Questa guida offre una panoramica generale, basata sulle principali linee guida internazionali sull’acne, su quali pomate possono essere impiegate per i brufoli infiammati, come applicarle correttamente e quali accortezze adottare per prevenire nuove lesioni. Le informazioni hanno carattere divulgativo e non sostituiscono in alcun modo il parere del medico o del farmacista: in presenza di acne estesa, dolore importante, peggioramento improvviso o altre patologie cutanee concomitanti è sempre opportuno un inquadramento specialistico personalizzato.
Cause dei brufoli infiammati
Un brufolo infiammato è il risultato finale di una serie di processi che interessano il follicolo pilosebaceo, cioè la struttura che comprende il pelo e la ghiandola sebacea.

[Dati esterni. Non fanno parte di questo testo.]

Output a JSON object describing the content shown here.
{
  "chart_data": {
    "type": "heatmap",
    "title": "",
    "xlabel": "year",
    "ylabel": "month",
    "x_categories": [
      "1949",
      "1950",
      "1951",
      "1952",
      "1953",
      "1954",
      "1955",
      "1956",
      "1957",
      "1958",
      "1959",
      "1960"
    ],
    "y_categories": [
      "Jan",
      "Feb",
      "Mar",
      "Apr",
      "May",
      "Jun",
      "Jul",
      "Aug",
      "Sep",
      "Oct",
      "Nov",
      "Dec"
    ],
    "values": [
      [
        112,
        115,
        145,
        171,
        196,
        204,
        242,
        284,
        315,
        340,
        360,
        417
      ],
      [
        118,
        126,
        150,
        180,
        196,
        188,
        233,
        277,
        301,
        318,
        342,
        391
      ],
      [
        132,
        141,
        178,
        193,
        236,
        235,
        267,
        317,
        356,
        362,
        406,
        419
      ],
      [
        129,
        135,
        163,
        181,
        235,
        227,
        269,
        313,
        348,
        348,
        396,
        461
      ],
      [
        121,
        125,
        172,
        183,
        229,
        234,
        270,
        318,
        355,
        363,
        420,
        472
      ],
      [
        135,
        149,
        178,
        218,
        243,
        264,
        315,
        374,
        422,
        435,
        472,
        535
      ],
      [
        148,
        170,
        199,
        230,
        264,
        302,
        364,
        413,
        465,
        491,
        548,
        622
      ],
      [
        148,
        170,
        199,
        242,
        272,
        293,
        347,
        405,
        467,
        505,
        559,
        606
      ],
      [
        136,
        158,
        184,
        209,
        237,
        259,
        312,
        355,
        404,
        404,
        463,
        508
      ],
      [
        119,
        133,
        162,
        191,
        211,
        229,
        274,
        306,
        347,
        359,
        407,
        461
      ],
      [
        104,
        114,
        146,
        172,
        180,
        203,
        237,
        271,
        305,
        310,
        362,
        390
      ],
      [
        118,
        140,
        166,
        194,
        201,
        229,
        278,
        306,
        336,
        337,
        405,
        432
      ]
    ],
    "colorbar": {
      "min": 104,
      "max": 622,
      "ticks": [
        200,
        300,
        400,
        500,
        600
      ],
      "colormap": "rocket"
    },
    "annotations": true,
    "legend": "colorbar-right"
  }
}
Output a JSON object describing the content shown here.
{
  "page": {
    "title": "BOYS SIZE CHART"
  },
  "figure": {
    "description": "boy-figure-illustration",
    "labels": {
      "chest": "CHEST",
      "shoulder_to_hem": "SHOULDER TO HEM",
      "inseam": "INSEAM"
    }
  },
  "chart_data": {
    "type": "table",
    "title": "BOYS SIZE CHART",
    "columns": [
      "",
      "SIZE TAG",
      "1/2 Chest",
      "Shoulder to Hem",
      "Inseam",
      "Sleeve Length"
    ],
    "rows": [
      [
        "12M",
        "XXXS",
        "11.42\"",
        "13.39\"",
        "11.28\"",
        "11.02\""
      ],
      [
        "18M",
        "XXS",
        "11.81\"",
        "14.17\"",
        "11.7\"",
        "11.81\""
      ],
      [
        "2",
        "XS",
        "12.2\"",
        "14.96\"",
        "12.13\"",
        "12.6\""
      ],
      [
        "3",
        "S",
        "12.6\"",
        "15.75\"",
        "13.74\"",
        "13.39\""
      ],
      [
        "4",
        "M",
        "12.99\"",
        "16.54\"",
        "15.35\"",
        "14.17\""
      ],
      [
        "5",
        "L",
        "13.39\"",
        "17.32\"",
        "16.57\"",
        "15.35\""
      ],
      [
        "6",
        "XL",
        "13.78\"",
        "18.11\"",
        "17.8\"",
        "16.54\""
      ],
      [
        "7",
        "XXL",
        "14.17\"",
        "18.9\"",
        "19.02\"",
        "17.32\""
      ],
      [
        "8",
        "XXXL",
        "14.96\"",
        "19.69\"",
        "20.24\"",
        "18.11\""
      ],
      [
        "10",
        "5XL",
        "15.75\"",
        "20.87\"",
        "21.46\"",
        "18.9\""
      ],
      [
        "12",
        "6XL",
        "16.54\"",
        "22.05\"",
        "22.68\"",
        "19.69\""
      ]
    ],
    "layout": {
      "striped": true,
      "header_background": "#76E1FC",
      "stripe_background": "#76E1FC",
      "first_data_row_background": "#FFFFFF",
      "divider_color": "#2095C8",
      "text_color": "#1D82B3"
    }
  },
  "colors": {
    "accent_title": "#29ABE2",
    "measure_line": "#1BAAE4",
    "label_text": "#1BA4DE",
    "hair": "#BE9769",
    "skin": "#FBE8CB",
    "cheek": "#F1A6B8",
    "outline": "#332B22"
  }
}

Alla base c’è quasi sempre una predisposizione all’acne, condizione in cui si combinano iperproduzione di sebo, ispessimento dello strato corneo (ipercheratinizzazione) e proliferazione di batteri cutanei, in particolare Cutibacterium acnes. Quando il sebo e le cellule morte ostruiscono il poro, si forma il comedone (punto bianco o punto nero); se il tappo si rompe e il contenuto entra in contatto con il tessuto circostante, si scatena una risposta infiammatoria che porta alla comparsa del classico brufolo rosso, dolente, talvolta con pus.
Oltre ai meccanismi locali, numerosi fattori sistemici contribuiscono alla formazione di brufoli infiammati. Gli ormoni androgeni (come il testosterone) aumentano l’attività delle ghiandole sebacee, motivo per cui l’acne è frequente in adolescenza e può riacutizzarsi in alcune fasi della vita adulta, ad esempio nelle donne con irregolarità mestruali o sindrome dell’ovaio policistico. Anche la familiarità gioca un ruolo importante: chi ha genitori che hanno sofferto di acne severa ha maggior probabilità di sviluppare forme più marcate. Infine, alcuni farmaci (per esempio corticosteroidi sistemici, alcuni anticonvulsivanti o integratori ad alto contenuto di vitamina B12) possono favorire la comparsa di lesioni acneiche infiammate.
Fattori ambientali e comportamentali possono peggiorare brufoli già presenti o favorirne la comparsa in soggetti predisposti. L’uso di cosmetici comedogeni, molto occlusivi o non adatti al proprio tipo di pelle, può ostruire ulteriormente i pori. Anche l’abitudine a toccarsi spesso il viso con le mani non pulite, a spremere i brufoli o a utilizzare strumenti non sterili per “rimuovere punti neri” aumenta il rischio di infiammazione, sovrainfezione batterica e cicatrici. Lo stress cronico, attraverso meccanismi ormonali e immunitari, può contribuire a peggiorare il quadro acneico, così come il fumo di sigaretta, che altera la microcircolazione cutanea e i processi di riparazione della pelle.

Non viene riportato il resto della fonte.